Iridescence by Peter Bruun, pastel & ink on paper, 15″ x 11″, 2019
On the anniversary of his daughter’s death from an accidental overdose, a drawing with writing by Peter about that day.
She fell and we fell: you and me collapsed in our room at the Lake Point Inn, bawling, I still smell that floor, carpet mingled in musk and grind, you and me there, our bodies inside out. We touched. We wanted our fingertips to fix each other, to heal. We touched. For we did not know what else to do. Our baby.
Once I dreamed of a bleeding cornfield, red and black. Everyone is dead. “Everyone is dead! Everyone is dead!” I keep crying, unbelieving. The cornfield is within a painting hung on the wall across the way in the foyer of my father’s home from childhood. It distracts me, the yellow ochre stalks oozing red and black. It takes my mind from the dying of all whom I love, and I step toward it in fascination, moving in close to the pooling reds and widening blacks.
After a while, from some deep place of wisdom, you suggested it would be good to move our bodies; to go ahead and cross-country ski, as we had been getting dressed to do when we got the call. It felt impossible, but somehow our bodies obeyed.
I look at the reds, I look at the blacks, and those blacks are not black, for in those blacks, shimmering with iridescence, are the most beautiful colors I have ever seen. I woke up.

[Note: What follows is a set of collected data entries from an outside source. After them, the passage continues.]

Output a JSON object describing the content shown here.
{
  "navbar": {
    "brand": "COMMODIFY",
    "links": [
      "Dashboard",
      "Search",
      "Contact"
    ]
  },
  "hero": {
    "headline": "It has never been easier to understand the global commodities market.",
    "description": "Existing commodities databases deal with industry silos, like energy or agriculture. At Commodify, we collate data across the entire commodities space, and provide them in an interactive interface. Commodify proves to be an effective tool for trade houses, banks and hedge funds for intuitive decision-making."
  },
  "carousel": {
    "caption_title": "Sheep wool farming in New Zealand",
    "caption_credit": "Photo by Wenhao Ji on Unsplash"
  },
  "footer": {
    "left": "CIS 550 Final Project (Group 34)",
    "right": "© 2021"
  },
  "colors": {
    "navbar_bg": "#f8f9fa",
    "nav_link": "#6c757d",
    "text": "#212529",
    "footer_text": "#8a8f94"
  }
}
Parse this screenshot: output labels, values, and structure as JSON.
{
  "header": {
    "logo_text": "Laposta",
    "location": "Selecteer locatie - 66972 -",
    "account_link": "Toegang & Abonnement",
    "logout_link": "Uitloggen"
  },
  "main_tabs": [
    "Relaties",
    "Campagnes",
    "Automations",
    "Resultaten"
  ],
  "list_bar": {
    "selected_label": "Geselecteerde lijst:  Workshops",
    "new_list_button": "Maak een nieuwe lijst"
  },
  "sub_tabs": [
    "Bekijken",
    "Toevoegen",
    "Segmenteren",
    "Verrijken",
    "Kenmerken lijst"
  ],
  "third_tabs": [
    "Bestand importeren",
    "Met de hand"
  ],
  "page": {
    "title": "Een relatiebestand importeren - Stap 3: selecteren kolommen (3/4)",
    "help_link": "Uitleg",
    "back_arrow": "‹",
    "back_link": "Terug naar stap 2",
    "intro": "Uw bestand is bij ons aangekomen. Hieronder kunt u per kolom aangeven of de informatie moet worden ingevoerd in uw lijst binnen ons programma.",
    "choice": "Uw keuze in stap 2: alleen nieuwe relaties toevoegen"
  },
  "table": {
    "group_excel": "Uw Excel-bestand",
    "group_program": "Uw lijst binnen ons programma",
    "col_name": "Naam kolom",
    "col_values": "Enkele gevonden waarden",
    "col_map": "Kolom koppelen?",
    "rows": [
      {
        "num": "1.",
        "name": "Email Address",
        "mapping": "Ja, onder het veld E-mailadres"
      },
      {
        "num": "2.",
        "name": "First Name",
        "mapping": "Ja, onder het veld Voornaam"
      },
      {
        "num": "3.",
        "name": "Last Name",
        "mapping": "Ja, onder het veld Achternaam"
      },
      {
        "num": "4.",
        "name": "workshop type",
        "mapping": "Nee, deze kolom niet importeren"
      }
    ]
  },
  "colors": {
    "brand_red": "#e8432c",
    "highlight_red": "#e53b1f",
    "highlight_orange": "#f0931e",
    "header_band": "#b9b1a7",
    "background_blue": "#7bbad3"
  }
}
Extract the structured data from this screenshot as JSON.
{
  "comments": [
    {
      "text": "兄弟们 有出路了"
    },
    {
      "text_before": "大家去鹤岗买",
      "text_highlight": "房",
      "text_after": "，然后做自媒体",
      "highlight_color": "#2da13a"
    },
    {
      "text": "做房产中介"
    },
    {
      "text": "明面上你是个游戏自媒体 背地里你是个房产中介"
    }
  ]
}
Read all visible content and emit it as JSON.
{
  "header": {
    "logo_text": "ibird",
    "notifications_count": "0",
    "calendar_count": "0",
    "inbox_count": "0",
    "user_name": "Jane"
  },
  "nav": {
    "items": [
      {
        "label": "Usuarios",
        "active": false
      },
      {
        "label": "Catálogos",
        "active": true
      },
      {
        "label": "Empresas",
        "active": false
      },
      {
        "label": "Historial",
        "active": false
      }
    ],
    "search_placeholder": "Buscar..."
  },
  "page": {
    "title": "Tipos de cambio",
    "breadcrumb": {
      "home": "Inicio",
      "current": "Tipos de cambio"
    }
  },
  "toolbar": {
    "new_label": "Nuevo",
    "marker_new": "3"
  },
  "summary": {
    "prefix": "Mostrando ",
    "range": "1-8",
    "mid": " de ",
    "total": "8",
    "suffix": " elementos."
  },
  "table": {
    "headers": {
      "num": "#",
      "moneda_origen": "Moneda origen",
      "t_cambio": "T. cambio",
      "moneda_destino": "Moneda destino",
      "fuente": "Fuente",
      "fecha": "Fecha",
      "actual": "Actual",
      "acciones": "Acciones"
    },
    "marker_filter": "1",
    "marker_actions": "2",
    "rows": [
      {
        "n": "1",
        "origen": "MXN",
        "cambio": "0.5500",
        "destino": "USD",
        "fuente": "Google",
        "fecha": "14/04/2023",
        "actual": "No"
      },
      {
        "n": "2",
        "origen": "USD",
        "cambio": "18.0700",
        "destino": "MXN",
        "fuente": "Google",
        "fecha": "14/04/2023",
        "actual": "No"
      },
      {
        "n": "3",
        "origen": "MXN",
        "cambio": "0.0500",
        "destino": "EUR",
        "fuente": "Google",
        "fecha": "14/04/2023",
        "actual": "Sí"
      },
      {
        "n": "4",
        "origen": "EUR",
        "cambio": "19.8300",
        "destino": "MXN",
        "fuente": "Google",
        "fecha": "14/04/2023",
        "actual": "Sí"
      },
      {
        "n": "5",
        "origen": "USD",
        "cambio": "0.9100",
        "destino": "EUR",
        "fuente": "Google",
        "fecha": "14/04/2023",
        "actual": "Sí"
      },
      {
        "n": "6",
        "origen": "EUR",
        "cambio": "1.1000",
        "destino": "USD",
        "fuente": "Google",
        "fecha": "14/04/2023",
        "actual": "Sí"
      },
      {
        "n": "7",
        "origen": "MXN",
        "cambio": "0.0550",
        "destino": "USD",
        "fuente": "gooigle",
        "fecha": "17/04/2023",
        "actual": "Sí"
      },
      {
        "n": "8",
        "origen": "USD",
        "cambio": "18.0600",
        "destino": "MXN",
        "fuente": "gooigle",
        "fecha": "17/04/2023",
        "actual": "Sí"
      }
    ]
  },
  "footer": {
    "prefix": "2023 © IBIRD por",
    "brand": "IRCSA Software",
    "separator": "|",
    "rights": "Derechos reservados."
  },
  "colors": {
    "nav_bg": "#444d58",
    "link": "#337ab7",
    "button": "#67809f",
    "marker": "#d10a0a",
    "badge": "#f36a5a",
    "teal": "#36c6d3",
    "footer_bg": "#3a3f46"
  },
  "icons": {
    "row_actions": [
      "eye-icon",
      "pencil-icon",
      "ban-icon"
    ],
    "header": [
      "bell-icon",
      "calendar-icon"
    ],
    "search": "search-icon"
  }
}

Sun washing across snow-covered Deep Creek Lake on this perfect crystalline day, the worst day of my life, my daughter dead. She was dead. She was dead, and we made our bodies move. And as we moved, one painful motion at a time, I looked up. There, dancing in the air, in the sparkling light, were the most beautiful colors I had ever seen, shimmering in the white with the iridescence of a dream.